Ieri sera Netanyahu ha approvato un nuovo attacco su Gaza, per “distruggere tutto”.
Io non ce la faccio più a restare ferma.
La mia coscienza mi tormenta, perché questo restare inerti — questo non fare nulla — ci rende complici.
Complici di un genocidio.
Mi è stato detto più volte: “Tanto non serve a nulla”.
Ma questa frase è intrisa di una rassegnazione che non possiamo più permetterci.
È un grido disperato che paralizza ogni possibilità di agire.
E invece dobbiamo credere che ogni gesto di verità, ogni preghiera pubblica, ogni appello sincero possano rompere l’assuefazione, risvegliare le coscienze — e forse anche spingere chi ha potere a muoversi.
Non possiamo cedere alla logica dell’impotenza.
Non possiamo tacere.
Mi addolora profondamente vedere una Chiesa quasi silente.
Non mi do pace al pensiero che da parte delle comunità religiose non sia nata alcuna iniziativa concreta.
Forse perché ci siamo abituati a pensare che la testimonianza debba essere “interiore”, “silenziosa”, “nascosta”.
Ma oggi, davanti a una tragedia di queste proporzioni, non c’è nulla di più scandaloso del silenzio religioso.
Forse si teme di “esporsi troppo”, di “entrare nel politico”, di “rompere gli equilibri”…
Ma non può esserci neutralità davanti a un genocidio.
O si è complici, o si sceglie la verità.
E oggi, la verità urla dalle macerie di Gaza.
Decine di migliaia di morti, bambini mutilati nel corpo e nell’anima, ospedali distrutti, famiglie cancellate.
Tutto questo accade nel silenzio — o nella complicità — di molti poteri, anche religiosi.
Non basta più dirsi “in preghiera”.
Non basta condannare “la violenza in generale”.
Dove siamo noi, mentre un popolo viene annientato?
Dove sono le nostre comunità, le nostre diocesi?
Dove sono le parole profetiche? Dove sono i gesti concreti?
La Chiesa non è una un’organizzazione fra le altre, né un’istituzione neutrale: è il Corpo di Cristo.
E allora, forse è arrivato il momento di mettere il nostro corpo accanto a quello crocifisso dell’umanità.
Non possiamo restare lontani dal pianto degli innocenti.
Vi supplico ancora di prendere contatto con le comunità sorelle, con altre comunità religiose.
E ancora vi ripropongo quello che da mesi mi sembra l’unico gesto possibile: radunare un centinaio tra religiose e religiosi, e andare a Roma, davanti al Quirinale, a pregare giorno e notte, a leggere i Salmi e il Vangelo.

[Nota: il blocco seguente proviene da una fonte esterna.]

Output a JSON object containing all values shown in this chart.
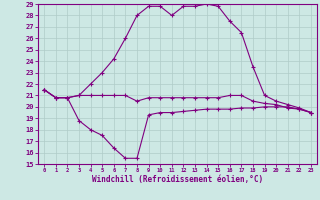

A chiedere con la forza mite della preghiera che il governo italiano interrompa ogni vendita di armi a Israele,
che si rompano i legami economici con chi porta avanti un’opera di annientamento.
E poi, andiamo anche in piazza San Pietro, con cartelli semplici, diretti, che chiedano al Papa di muoversi: di andare a Gaza, di condannare pubblicamente Israele, di lanciare appelli incessanti perché i Paesi occidentali si mobilitino per fermare il genocidio.
Stiamo lì, giorno e notte, a leggere i salmi e il Vangelo.
Se la nostra arma è la preghiera, allora è il momento di usarla in modo visibile.
Ma se a qualcuno avesse una idea migliore ben venga , ma non possiamo rimanere tranquilli nei nostri conventi.
Forse anch’io mi sento stanca, scoraggiata, delusa.
Ma la mia coscienza non mi lascia in pace.
E un giorno i nostri figli — o i bambini sopravvissuti di Gaza — ci chiederanno: «E tu, dov’eri?»
Vi prego: fate girare questa lettera a tutti i fratelli e le sorelle e anche alle comunità sorelle.